The administrators appointed at Western Australia’s developer Carnegie Clean Energy have revealed the highest of four bids it managed to attract for its solar microgrid business Energy Made Clean (EMC) was only $200,000, while the lowest one stood at mere $40,000. This is well below the $13 million the company was bought for in 2016. According to the administrators’ report, the highest bidder subsequently pulled out of the process.
The developer and its three subsidiaries EMC Co, Energy Made Clean and EMC Engineering Australia entered administration last month just days after the Western Australia government had terminated the $16 million financial assistance agreement for the Albany wave energy project. The government said the unexpected proposal to change Federal Government’s R&D tax incentive scheme contributed to destabilization of the company’s financial position.
After they found Carnegie had just $3200 in the bank while its subsidiary EMC only had $52,000, administrators KordaMentha recommended both EMC and EMC Engineering be liquidated, while the core Carnegie wave energy business be saved with a capital raising. Shareholders voted unanimously to wind up the EMC businesses.
On Wednesday, creditors unanimously approved the restructuring plan, which targets a capital raising of up to $5 million, and the re-listing of the collapsed wave energy developer on the Australian stock exchange (ASX) in the next four months.

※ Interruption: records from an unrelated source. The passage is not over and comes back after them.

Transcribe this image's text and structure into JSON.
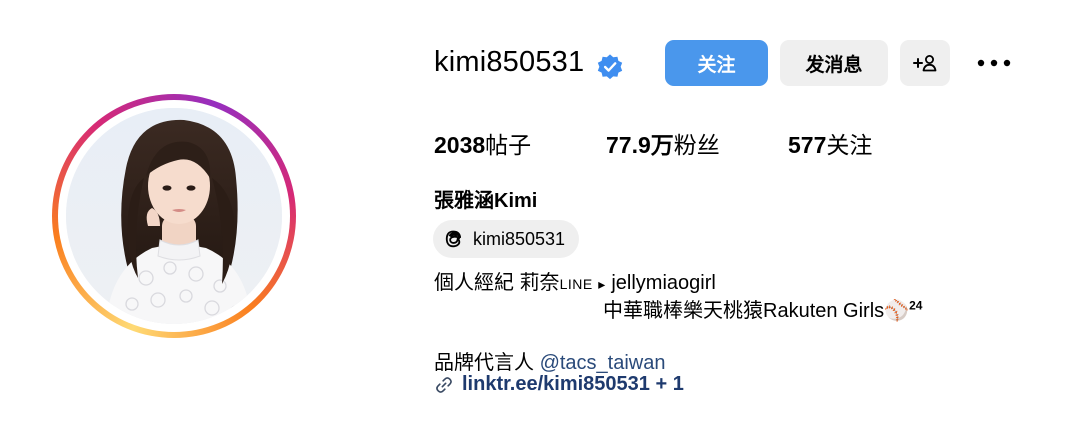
{
  "profile": {
    "username": "kimi850531",
    "verified": true,
    "full_name": "張雅涵Kimi",
    "threads_handle": "kimi850531"
  },
  "actions": {
    "follow_label": "关注",
    "message_label": "发消息",
    "add_user_label": "+",
    "more_icon": "more-horizontal-icon"
  },
  "stats": {
    "posts_count": "2038",
    "posts_label": "帖子",
    "followers_count": "77.9万",
    "followers_label": "粉丝",
    "following_count": "577",
    "following_label": "关注"
  },
  "bio": {
    "line1_prefix": "個人經紀 莉奈",
    "line1_tag": "LINE",
    "line1_arrow": "▸",
    "line1_suffix": "jellymiaogirl",
    "line2_text": "中華職棒樂天桃猿Rakuten Girls",
    "line2_emoji": "⚾",
    "line2_number": "24",
    "line3_prefix": "品牌代言人",
    "line3_mention": "@tacs_taiwan"
  },
  "link": {
    "text": "linktr.ee/kimi850531 + 1"
  },
  "colors": {
    "follow_button": "#4a97ec",
    "secondary_button": "#efefef",
    "verified_badge": "#3f8ef0",
    "link_text": "#1e3a6e"
  }
}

According to Carnegie’s earlier statement, director and shareholder Grant Mooney, alongside Mooney & Partners’ key stakeholder Asymmetric Creditor Partners, agreed in principle to provide interim funding support to administrators KordaMentha. Carnegie said in a statement on Wednesday that major shareholders and directors who have provided cash to keep the company going before and after administration would swap debt for equity. Some debt will be restructured and carried over to the relisted company. Unsecured creditors would receive up to 10 cents in the dollar back on their claims, the administrators said.
“This is a significant step for Carnegie as it strives to emerge from voluntary administration in a well-capitalised financial position, to continue its core business of transforming the global renewable energy market through its world leading wave energy technology,” KordaMentha’s Richard Tucker said.
Before entering administration, Carnegie posted its overdue half-year results, revealing a loss of $45 million, including write-downs on the value of its CETO wave technology and its solar microgrid business of nearly $40 million. The company’s wave technology was written down by $32 million, which came on top of a $35 million write-down it posted for the first half of 2018.
Carnegie’s troubled solar microgrid subsidiary Energy Made Clean ended with a $6 million write-down, despite the completion of CSIRO Pathfinder and RAAF Delamere microgrid projects, a microgrid at a naval base on Garden Island, and WA’s first operational merchant utility solar project, the 10 MW Northam Solar Farm.
Identifying the EMC losses as one of the main reasons for the reduction in market capitalization, the developer stated earlier it was looking at divestment opportunities, following a failed deal to merge its microgrid subsidiary with TAG Pacific’s M-Power. At the second meeting of creditors held in Perth on Wednesday, it was confirmed EMC will be liquidated under the restructure.